= Between C & D =

Former magazine

Between C & D (1983–1990) was a Lower East Side quarterly literary magazine, edited by Joel Rose and Catherine Texier. The name of the magazine references the apartment where Rose and Texier lived and produced the magazine, which was located between Avenue C and Avenue D in the East Village. However, it has also been suggested that the title is short for "between coke and dope," giving an indication of the transgressive content and ethos. The tagline of the magazine was "Sex. Drugs. Danger. Violence. Computers."

The magazine was printed on fanfold computer paper, sold in a plastic bag and featured original artwork on each binding. The founders originally intended to print a maximum of 75 copies per issue. However, the rising popularity of the magazine led them to print 600 copies per issue, with each issue being sold out. These limited run editions were collected by New York galleries and libraries, including the Whitney Museum, Museum of Modern Art, and New Museum. As has been erroneously reported, back issues were never sold on computer disk.

== Contributors ==
The majority of the writers lived in urban environments, including the Lower East Side neighborhood of New York and Los Angeles.

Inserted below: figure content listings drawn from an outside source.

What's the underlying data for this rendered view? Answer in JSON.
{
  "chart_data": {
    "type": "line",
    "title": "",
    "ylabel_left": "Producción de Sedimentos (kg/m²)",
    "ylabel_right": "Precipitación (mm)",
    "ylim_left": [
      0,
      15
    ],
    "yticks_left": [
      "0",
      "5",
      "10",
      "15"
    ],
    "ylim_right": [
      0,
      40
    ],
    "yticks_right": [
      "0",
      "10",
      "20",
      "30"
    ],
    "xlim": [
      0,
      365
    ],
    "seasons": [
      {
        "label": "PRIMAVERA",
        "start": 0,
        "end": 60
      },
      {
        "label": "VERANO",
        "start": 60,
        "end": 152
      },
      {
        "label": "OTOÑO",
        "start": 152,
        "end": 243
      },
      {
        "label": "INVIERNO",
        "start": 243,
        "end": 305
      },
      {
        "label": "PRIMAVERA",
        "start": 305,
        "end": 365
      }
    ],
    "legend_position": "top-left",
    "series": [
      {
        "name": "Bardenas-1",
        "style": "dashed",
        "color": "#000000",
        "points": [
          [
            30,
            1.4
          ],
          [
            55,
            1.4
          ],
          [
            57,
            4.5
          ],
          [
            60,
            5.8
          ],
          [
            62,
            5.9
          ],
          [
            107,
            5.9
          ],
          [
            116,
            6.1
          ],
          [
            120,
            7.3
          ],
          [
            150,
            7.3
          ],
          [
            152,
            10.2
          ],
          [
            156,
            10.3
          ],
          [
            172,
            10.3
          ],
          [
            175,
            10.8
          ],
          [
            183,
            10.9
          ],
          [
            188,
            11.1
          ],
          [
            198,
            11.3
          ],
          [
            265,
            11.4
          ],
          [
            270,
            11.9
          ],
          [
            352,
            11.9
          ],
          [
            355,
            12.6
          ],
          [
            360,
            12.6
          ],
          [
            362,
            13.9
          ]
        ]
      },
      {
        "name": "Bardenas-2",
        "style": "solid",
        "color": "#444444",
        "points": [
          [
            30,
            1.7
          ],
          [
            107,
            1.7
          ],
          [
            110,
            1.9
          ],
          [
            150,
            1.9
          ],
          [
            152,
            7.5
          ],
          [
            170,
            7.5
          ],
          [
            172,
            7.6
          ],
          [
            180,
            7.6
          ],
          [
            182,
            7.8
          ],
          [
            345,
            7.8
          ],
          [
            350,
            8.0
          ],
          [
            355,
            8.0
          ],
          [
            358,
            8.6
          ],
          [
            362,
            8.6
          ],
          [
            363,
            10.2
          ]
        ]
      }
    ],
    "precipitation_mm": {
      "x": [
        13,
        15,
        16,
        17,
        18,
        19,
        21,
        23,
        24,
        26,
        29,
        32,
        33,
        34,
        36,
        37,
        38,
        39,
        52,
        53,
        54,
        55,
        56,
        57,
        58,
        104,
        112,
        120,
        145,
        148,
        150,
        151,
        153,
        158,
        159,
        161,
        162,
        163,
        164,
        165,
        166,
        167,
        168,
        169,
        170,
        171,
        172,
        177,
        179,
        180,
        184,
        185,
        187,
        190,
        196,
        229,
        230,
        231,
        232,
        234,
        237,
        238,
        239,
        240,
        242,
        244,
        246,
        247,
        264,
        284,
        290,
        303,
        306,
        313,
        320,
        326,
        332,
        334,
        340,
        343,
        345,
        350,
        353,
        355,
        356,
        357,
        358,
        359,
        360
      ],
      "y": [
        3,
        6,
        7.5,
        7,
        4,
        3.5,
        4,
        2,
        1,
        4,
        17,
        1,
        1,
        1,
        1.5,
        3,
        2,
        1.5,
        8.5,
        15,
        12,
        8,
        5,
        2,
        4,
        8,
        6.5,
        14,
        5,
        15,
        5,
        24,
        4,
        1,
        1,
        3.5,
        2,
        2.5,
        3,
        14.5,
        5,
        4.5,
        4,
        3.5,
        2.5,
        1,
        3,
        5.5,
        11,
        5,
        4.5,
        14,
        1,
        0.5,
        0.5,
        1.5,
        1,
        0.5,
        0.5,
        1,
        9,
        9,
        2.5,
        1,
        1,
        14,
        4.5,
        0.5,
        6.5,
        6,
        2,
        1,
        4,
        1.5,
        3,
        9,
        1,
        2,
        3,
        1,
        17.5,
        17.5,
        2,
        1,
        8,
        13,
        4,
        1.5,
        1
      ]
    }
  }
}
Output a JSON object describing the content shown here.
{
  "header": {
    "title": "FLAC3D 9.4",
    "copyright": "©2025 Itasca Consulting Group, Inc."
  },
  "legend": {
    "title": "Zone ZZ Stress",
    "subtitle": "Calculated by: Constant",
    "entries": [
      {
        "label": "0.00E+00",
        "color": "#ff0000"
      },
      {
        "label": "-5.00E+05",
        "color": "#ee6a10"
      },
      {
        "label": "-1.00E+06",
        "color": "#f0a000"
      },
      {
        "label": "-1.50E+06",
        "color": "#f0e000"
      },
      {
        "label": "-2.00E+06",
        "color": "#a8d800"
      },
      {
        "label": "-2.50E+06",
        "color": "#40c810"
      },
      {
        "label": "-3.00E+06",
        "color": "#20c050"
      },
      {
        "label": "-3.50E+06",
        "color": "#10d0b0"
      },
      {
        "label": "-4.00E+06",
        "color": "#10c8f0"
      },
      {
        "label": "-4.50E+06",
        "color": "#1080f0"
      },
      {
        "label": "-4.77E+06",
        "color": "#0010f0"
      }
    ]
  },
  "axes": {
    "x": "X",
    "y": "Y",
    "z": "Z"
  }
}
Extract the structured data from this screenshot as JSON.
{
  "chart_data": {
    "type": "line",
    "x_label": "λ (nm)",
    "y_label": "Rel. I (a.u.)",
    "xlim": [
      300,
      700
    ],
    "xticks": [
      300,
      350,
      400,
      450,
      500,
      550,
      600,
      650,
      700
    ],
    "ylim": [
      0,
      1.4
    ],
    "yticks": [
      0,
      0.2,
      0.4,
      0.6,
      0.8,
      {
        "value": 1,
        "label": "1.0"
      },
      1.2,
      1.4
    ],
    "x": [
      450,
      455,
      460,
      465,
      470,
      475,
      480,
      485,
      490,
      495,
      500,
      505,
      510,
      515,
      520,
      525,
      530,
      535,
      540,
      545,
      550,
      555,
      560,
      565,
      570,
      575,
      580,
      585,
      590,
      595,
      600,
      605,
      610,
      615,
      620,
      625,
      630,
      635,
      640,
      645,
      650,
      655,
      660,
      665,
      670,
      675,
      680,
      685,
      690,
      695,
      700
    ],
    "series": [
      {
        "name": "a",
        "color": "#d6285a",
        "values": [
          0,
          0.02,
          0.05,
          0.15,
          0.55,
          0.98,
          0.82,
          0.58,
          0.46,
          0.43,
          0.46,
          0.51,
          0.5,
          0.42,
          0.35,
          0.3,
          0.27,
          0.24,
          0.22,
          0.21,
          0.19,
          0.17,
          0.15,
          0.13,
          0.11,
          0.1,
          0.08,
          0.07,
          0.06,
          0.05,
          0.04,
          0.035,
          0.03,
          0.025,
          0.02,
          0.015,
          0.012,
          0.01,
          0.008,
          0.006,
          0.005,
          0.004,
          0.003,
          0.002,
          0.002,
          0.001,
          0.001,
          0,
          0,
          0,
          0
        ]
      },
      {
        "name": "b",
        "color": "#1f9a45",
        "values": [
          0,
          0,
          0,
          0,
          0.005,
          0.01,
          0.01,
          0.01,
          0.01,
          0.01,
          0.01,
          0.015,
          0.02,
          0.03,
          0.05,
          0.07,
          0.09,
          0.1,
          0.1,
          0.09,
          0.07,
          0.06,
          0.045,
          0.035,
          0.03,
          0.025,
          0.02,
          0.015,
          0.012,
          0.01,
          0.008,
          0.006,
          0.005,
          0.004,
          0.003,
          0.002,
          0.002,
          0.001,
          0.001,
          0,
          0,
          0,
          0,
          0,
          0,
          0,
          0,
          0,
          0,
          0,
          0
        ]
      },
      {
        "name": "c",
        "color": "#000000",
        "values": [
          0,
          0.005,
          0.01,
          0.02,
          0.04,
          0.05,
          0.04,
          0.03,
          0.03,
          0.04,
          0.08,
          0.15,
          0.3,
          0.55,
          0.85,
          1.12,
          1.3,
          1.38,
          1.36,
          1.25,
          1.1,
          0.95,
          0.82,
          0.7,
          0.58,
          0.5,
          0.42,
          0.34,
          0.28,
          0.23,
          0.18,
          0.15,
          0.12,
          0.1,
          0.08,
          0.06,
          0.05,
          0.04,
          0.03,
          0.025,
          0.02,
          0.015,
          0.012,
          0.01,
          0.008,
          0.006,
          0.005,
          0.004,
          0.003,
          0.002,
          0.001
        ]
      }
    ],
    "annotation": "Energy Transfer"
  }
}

It was emphasized that "this is not writing-school writing" by the founders, although some of the contributors had attended MFA writing programs. Contributors included Kathy Acker, Roberta Allen, Bruce Benderson, Lisa Blaushild, Emily Carter, Peter Cherches, Dennis Cooper, Susan Daitch, Lee Eiferman, John Farris, Craig Gholson, Joan Harvey, Rick Henry, Gary Indiana, Darius James, Tama Janowitz, Ron Kolm, Patrick McGrath, Reinaldo Povod, Joel Rose, Don Skiles, Catherine Texier, Lynne Tillman, David Wojnarowicz, and Barry Yourgrau. The founders described the general style of the magazine writers as, "gritty, urban, sometimes ironic, sometimes gutsy, erotic, violent, or deadpan, unsentimental rather than 'sensitive' or 'psychological,' playing with form but clearly narrative by intention." American Book Review wrote: "If there's a cutting edge in American fiction . . . Between C & D is on it."

In 1984, Anthony Bourdain visited the apartment of the magazine, uninvited, "...dressed in chef’s whites and clearly high on heroin." During that visit, he submitted his writing and drawings for publication. While Rose did not like the drawings, he did like the writing. The magazine eventually published a story written by Bourdain, which was about a chef scoring heroin on the Lower East Side. Over the years, Rose helped nurture the talent of Bourdain, and they eventually published a number of books together, including Typhoid Mary, and the graphic novels, Get Jiro!, Get Jiro: Blood and Sushi, and Anthony Bourdain's Hungry Ghosts, in 2018.

== Books & Anthologies ==
In 1988, Penguin published the anthology Between C & D: New Writing from the Lower East Side Fiction Magazine for its Contemporary American Fiction series that included twenty-five writers chosen by Rose and Texier. As written in the book's introduction, "If you were living in Manhattan in the early eighties and didn't feel any affinity for the school of 'dirty realism' or weren't writing 'sensitive' narration teeming with believable characters a reader could care for throughout the lens of a novel, you were left high and dry on the Downtown shore. Between C&D offered an exclusive forum for these writers, both established and emerging, whose voice were not being heard in the usual gamut of conventional literary magazines."

The Ottawa Citizen said of the anthology: "An acerbic, urban edge mixes with commendable stylistic diversity from David Wojnarowicz, Dennis Cooper, Kathy Acker, Rick Henry and Darius James."